Thrushes in Love: Extensive Gene Flow, With Differential Resistance and Selection, Obscures and Reveals the Evolutionary History of a Songbird Clade.

The application of high-throughput sequencing to phylogenetic analyses is allowing authors to reconstruct the true evolutionary history of species. This work can illuminate specific mechanisms underlying divergence when combined with analyses of gene flow, recombination and selection. We conducted a phylogenomic analysis of Catharus, a songbird genus with considerable potential for gene flow, variation in migratory behaviour and genomic resources. We documented discordance among trees constructed for mitochondrial, autosomal and sex (Z) chromosome partitions.
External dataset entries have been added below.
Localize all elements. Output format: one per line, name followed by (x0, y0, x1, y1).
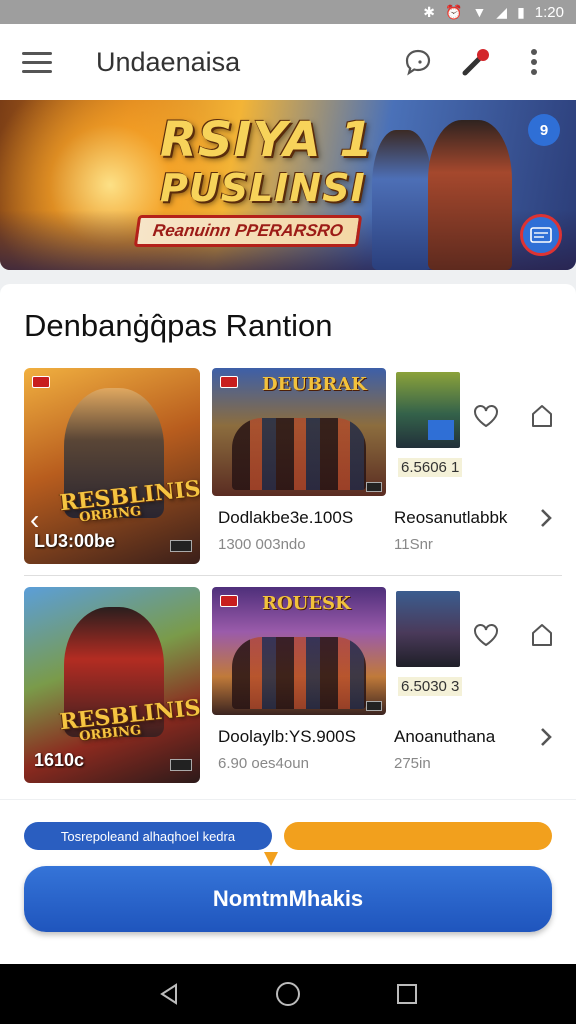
content-card: Denbanġq̂pas Rantion RESBLINIS ORBING ‹ L… (0, 284, 576, 799)
game-title[interactable]: Doolaylb:YS.900S (218, 727, 356, 747)
rating-badge (366, 482, 382, 492)
hero-figure (372, 130, 432, 270)
game-cover-large[interactable]: RESBLINIS ORBING ‹ LU3:00be (24, 368, 200, 564)
game-subtitle: 6.90 oes4oun (218, 755, 309, 772)
recents-icon[interactable] (387, 974, 427, 1014)
promo-banner[interactable]: RSIYA 1 PUSLINSI Reanuinn PPERARSRO 9 (0, 100, 576, 270)
rating-badge (170, 540, 192, 552)
badge-icon (220, 376, 238, 388)
system-nav-bar (0, 964, 576, 1024)
pointer-caret-icon (264, 852, 278, 866)
home-icon[interactable] (268, 974, 308, 1014)
game-row: RESBLINIS ORBING 1610c ROUESK 6.5030 3 Do… (0, 587, 576, 787)
game-cover-large[interactable]: RESBLINIS ORBING 1610c (24, 587, 200, 783)
rating-badge (366, 701, 382, 711)
cover-price: 1610c (34, 750, 85, 770)
status-time: 1:20 (534, 3, 564, 21)
wifi-icon: ▼ (472, 4, 487, 20)
banner-title-line1: RSIYA 1 (160, 112, 374, 168)
alarm-icon: ⏰ (445, 4, 463, 20)
banner-info-badge[interactable]: 9 (528, 114, 560, 146)
small-price: 6.5606 1 (398, 458, 463, 477)
bag-icon[interactable] (528, 402, 556, 430)
cover-box (428, 420, 454, 440)
chevron-right-icon[interactable] (532, 504, 560, 532)
progress-pill[interactable] (284, 822, 552, 850)
chat-icon[interactable] (398, 42, 438, 82)
game-subtitle: 1300 003ndo (218, 536, 306, 553)
game-title[interactable]: Dodlakbe3e.100S (218, 508, 353, 528)
chevron-right-icon[interactable] (532, 723, 560, 751)
game-title[interactable]: Reosanutlabbk (394, 508, 507, 528)
cover-price: LU3:00be (34, 531, 116, 551)
game-subtitle: 275in (394, 755, 431, 772)
more-vert-icon[interactable] (514, 42, 554, 82)
primary-action-button[interactable]: NomtmMhakis (24, 866, 552, 932)
heart-icon[interactable] (472, 402, 500, 430)
small-price: 6.5030 3 (398, 677, 463, 696)
status-bar: ✱ ⏰ ▼ ◢ ▮ 1:20 (0, 0, 576, 24)
cover-figures (232, 418, 366, 490)
game-title[interactable]: Anoanuthana (394, 727, 495, 747)
progress-label-pill[interactable]: Tosrepoleand alhaqhoel kedra (24, 822, 272, 850)
rating-badge (170, 759, 192, 771)
battery-icon: ▮ (517, 4, 525, 20)
game-row: RESBLINIS ORBING ‹ LU3:00be DEUBRAK 6.560… (0, 368, 576, 568)
bag-icon[interactable] (528, 621, 556, 649)
banner-title-line2: PUSLINSI (160, 166, 366, 210)
app-title: Undaenaisa (96, 46, 241, 77)
cover-logo: DEUBRAK (262, 374, 367, 395)
cover-logo: ROUESK (262, 593, 351, 614)
banner-ribbon: Reanuinn PPERARSRO (133, 215, 363, 247)
game-cover-small[interactable] (396, 372, 460, 448)
game-subtitle: 11Snr (394, 536, 433, 553)
bluetooth-icon: ✱ (423, 4, 435, 20)
game-cover-small[interactable] (396, 591, 460, 667)
microphone-icon[interactable] (456, 42, 496, 82)
menu-icon[interactable] (22, 42, 62, 82)
hero-figure (428, 120, 512, 270)
section-title: Denbanġq̂pas Rantion (24, 308, 333, 343)
badge-icon (220, 595, 238, 607)
heart-icon[interactable] (472, 621, 500, 649)
cover-figures (232, 637, 366, 709)
row-divider (24, 575, 562, 576)
banner-gallery-icon[interactable] (520, 214, 562, 256)
badge-icon (32, 376, 50, 388)
game-cover-medium[interactable]: ROUESK (212, 587, 386, 715)
app-bar: Undaenaisa (0, 24, 576, 100)
back-icon[interactable] (149, 974, 189, 1014)
signal-icon: ◢ (496, 4, 508, 20)
game-cover-medium[interactable]: DEUBRAK (212, 368, 386, 496)
bottom-panel: Tosrepoleand alhaqhoel kedra NomtmMhakis (0, 800, 576, 964)
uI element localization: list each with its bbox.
Two trees were recovered on the Z. Both trees differed from the autosomes, one matched the mitochondria, and the other was unique to the Z. Gene flow with one species likely generated much of this discordance; substantial admixture between ustulatus and the remaining species was documented and linked to at least two historic events. The tree unique to the Z likely reflects the true history of Catharus; local genomic analyses recovered the same tree in autosomal regions with reduced admixture and recombination. Genes previously connected to migration were enriched in these regions suggesting transitions between migratory and non-migratory states helped generate divergence. Migratory (vs. nonmigratory) Catharus formed a monophyletic clade in a subset of genomic regions. Gene flow was elevated in some of these regions suggesting adaptive introgression may have occurred, but the dominant pattern was of balancing selection maintaining ancestral polymorphisms important for olfaction and perhaps, by extension, adaptation to temperate climates. This work illuminates the evolutionary history of an important model in speciation and demonstrates how differential resistance to gene flow can affect local genomic patterns.